NEUROLOGY/OPTOGENETICS: Optogenetics studies show that different stressors induce depression in distinct ways

Jan. 1, 2013
Two recent studies funded by the NIH's National Institute of Mental Health (NIMH) have used optogenetics to shed new light on the operation of reward circuits in the brain, and how depression is triggered.

Two recent studies funded by the NIH's National Institute of Mental Health (NIMH) have used optogenetics to shed new light on the operation of reward circuits in the brain, and how depression is triggered.

Researchers the Mount Sinai School of Medicine (New York, NY) and colleagues have shown for the first time that "split-second control of specific brain circuitry can switch depression-related behavior on and off with flashes of an LED light," said Ming-Hu Han.1 Previous work had led Han's team to think that a specific pattern of rapid neuron firing in a reward circuit heightens susceptibility to depression in the face of acute severe stress—and that slower firing promotes resilience. Optogenetics offered the first evidence in support of their hypothesis.

In the study, resilient animals with reward circuits modified for optogenetic control instantly exhibited signs of a long-lasting, depression-like syndrome after exposure to the light pulses. By comparison, the natural stressor they sought to mimic, social defeat, requires 10 days of exposure to take effect and doesn't work 100% of the time. Subsequent experiments showed that inhibiting the reward circuit activity pattern in stress-susceptible mice instantly made them stress-resilient. The results suggest that dopamine neurons firing at high rates in a specific circuit encode a signal for susceptibility to acute, severe stress, whereas a different circuit serves an opposite function.

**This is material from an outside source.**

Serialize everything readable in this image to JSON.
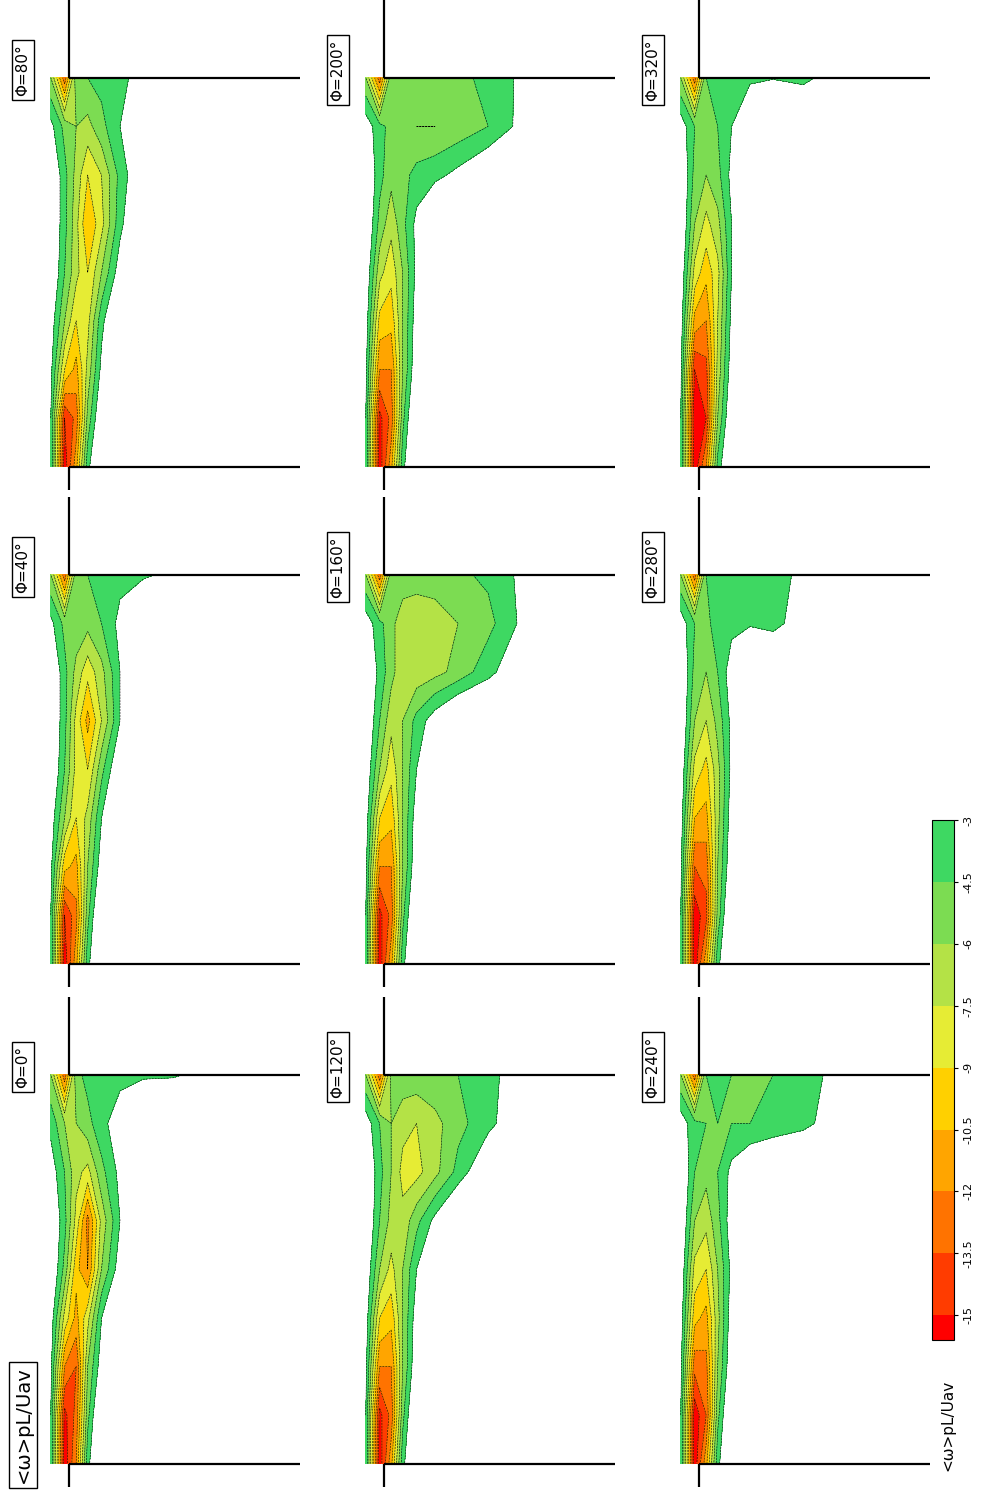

Meanwhile, Kay Tye of the Massachusetts Institute of Technology (MIT; Cambridge, MA) and Karl Deisseroth of Stanford University (Stanford, CA) used the approach to investigate the depression that often results from long-term exposure (up to 10 weeks) to mild stressors like white noise, crowded housing, or continuous darkness or illumination. Their study reveals that the same reward circuit neuronal activity pattern had the opposite effect when the depression-like behavior was induced by chronic, unpredictable mild physical stress.2 In contrast to the other study, optogenetically inducing high firing rates instantly reversed depression-like behaviors and vice versa. Also opposite to the social defeat stress findings, optogenetically inhibiting these neurons induced depression-like states.

"The variable effects that stressors of different types induce in the dopamine system may point to the need for distinct treatment strategies for patients whose depressions stem from different types of experiences," said Tye, who is leading a research group studying the neural underpinnings of motivational and emotional processing.

1. D. Chaudhury et al., Nature, doi:10.1038/nature11713 (2012).

2. K. M. Tye et al., Nature, doi:10.1038/nature11740 (2012).